In this article I share my experiences of a solar beeswax extractor. For the avoidance of doubt, this piece of kit is sometimes referred to as a solar beeswax melter, a solar beeswax rendered or even a beeswax solar extractor. They are all the same thing.
About The Solar Extractor
I purchased the solar beeswax extractor from a company called Thorne, and the link to the product can be found <here>. There is no affiliation to this company or product.
The solar beeswax extractor comes with a double-glazed lid, metal trays and a wood-chip body. Generally, it is pretty sturdy but the one small gripe I have with it, is that only a short baton of wood prevents the glazing from sliding from the lid. Something to be mindful of when handling the top.

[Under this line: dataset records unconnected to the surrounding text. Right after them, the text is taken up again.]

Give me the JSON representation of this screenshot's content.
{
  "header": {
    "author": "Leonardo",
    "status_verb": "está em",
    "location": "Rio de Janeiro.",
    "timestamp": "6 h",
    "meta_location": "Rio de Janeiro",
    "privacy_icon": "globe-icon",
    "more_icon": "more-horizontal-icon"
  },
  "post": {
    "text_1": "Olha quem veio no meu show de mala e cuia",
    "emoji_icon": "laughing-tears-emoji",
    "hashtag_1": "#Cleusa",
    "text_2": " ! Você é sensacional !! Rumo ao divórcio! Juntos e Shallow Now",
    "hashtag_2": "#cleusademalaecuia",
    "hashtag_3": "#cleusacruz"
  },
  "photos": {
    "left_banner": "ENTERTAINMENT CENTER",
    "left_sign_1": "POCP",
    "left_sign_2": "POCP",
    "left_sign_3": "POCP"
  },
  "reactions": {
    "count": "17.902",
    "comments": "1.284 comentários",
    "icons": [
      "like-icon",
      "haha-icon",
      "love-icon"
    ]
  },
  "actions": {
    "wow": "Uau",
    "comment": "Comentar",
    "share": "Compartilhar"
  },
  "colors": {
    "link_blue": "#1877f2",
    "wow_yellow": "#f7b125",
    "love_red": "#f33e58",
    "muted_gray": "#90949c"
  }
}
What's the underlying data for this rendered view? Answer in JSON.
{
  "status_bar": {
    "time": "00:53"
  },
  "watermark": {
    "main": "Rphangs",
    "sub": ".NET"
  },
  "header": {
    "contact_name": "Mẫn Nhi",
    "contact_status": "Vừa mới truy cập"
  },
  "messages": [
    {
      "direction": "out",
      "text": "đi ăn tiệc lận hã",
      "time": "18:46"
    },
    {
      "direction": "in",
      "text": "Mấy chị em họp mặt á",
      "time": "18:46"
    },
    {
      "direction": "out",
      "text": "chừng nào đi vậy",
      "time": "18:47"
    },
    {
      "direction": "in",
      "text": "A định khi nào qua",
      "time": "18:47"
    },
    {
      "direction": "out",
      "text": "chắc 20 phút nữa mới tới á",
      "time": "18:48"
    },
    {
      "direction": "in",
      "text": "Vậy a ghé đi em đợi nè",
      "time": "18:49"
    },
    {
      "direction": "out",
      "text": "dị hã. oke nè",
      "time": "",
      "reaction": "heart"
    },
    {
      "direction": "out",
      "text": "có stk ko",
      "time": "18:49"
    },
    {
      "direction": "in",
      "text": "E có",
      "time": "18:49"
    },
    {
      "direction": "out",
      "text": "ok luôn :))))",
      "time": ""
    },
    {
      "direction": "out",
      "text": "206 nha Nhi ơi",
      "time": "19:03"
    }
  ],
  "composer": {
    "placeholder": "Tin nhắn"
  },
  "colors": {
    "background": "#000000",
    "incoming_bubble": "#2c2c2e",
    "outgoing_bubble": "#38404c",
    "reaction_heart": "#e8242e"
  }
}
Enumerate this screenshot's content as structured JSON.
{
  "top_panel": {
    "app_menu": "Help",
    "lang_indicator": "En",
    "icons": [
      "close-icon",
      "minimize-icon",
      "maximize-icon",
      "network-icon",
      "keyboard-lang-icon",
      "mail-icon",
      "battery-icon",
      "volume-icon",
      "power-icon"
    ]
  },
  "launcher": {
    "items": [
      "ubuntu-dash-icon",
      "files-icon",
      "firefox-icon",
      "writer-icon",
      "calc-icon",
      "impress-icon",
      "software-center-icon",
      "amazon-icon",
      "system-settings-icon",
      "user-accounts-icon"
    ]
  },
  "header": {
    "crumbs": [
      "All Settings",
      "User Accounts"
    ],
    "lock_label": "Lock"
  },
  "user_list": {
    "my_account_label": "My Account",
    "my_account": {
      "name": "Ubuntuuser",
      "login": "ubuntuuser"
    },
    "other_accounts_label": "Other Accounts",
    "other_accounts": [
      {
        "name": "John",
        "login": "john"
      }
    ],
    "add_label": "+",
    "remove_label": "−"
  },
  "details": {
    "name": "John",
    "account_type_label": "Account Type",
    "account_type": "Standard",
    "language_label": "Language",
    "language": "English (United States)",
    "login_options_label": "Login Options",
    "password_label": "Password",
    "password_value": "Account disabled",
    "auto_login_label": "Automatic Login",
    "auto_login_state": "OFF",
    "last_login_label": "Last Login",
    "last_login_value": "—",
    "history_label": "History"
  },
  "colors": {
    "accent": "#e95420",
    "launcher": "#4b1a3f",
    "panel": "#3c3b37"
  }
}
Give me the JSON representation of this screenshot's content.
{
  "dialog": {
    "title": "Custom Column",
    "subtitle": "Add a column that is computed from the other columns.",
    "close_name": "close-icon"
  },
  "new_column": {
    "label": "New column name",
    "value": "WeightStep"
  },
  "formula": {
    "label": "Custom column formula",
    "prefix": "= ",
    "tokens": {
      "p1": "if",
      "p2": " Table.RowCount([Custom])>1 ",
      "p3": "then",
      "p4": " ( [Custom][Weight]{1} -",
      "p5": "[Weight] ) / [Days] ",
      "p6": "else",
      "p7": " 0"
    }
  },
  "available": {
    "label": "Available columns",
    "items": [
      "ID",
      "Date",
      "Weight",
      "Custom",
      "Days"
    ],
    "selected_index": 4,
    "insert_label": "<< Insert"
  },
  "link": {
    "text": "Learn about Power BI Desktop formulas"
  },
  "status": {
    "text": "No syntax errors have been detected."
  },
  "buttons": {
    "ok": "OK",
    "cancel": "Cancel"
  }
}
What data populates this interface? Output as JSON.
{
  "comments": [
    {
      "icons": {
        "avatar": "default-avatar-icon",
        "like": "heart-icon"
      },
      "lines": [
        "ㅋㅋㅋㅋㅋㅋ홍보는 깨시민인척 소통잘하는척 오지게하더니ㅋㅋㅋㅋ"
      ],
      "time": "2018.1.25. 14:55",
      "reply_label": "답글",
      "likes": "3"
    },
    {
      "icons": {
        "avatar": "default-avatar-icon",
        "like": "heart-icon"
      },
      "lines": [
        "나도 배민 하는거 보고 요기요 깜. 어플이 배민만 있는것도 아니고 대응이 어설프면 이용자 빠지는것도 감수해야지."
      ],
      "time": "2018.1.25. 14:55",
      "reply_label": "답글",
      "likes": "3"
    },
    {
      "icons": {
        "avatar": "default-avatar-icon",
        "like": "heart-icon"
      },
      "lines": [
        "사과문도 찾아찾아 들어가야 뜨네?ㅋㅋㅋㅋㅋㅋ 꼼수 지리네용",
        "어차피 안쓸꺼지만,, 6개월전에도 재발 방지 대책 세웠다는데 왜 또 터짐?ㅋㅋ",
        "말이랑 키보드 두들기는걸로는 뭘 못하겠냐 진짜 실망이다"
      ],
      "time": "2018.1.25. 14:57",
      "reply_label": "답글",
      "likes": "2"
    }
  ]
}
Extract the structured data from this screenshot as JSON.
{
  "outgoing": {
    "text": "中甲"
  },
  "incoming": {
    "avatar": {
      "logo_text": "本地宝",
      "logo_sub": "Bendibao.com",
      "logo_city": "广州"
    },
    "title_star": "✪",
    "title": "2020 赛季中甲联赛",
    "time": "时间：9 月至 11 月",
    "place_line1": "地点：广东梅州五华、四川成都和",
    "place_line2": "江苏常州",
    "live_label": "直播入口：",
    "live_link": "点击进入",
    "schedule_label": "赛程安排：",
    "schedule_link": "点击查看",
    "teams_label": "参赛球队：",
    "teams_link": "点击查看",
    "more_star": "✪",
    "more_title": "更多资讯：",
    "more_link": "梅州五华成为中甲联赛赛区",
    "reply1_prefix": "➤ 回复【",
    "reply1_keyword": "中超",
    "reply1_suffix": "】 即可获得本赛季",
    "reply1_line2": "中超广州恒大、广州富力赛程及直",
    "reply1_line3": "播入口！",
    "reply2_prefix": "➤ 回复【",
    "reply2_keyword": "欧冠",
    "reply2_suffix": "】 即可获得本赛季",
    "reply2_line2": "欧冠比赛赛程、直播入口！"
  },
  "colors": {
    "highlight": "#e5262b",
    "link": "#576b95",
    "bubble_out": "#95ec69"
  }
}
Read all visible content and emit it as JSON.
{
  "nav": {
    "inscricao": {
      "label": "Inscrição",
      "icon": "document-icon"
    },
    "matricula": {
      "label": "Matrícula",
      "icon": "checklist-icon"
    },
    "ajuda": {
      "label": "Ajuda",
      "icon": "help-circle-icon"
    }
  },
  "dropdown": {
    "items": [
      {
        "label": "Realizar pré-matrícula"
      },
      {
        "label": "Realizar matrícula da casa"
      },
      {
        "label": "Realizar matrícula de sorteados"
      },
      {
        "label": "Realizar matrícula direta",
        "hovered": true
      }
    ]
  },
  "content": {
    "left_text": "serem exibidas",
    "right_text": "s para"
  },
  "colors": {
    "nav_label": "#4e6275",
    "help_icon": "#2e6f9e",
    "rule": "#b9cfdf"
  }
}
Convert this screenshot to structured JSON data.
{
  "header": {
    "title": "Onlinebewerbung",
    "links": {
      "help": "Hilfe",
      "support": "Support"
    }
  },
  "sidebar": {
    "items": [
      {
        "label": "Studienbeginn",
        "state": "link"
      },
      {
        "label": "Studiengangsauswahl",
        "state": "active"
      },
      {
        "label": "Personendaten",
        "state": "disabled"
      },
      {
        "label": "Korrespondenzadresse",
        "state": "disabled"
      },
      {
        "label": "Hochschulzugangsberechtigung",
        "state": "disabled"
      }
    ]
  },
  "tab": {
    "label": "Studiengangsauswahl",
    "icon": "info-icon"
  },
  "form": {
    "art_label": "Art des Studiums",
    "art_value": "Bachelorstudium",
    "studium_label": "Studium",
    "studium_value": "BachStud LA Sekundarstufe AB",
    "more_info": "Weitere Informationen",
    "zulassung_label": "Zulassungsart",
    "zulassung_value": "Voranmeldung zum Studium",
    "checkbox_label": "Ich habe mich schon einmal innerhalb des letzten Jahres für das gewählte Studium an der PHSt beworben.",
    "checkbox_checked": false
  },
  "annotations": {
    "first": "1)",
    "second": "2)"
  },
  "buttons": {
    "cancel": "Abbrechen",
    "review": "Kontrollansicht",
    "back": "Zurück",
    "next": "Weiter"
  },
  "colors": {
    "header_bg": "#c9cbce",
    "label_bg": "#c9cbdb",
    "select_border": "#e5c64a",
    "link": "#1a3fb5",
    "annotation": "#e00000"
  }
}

For the extractor to work well, you need blue skies and a blazing sun. In addition, the unit needs turning periodically to face the sun. Furthermore, it must sit on a flat surface, otherwise the liquid beeswax won’t run into the collection tray or in an extreme example, it might spill over the side of the metalwork and into the base unit.
A Few Improvements
I painted the woodwork black to improve its efficiency; black if you remember from science lessons absorbs heat. It is worth noting that the melting point of beeswax is 60 degrees celsius, or 140 degree fahrenheit, so I use rubber gloves when handling the hot metal trays.
Be careful where the liquid wax drips, because it is akin to glue when it sets. Therefore, I put vaseline on the edges where the lid meets the base, otherwise removing the top will be difficult and/or damage the paintwork.
I am looking for a effortless way of turning the solar beeswax extractor. One idea was to repurpose an old swivel chair, but that didn’t prove successful. Maybe I need to buy a small turntable? For now, I lift and position the melter to face the sun.
Solar Beeswax Extractor – Is it worth it?
One thing you might need to consider is storage. It is likely that from autumn through to spring, the days won’t be warm enough to get full benefit from the extractor. Therefore, if you don’t have somewhere to keep it during the colder months, then maybe this melter isn’t worth it.
On the other hand, the extractor is useful for converting the contents of my crud bucket into a compacted form. I place a lot of value on having an easy way to dispose of burr comb, foundation edges and general crud from the hive. This solar device doesn’t refine the beeswax, so I use my warming cabinet and sieve for purifying.
Overall, I am very happy with my purchase.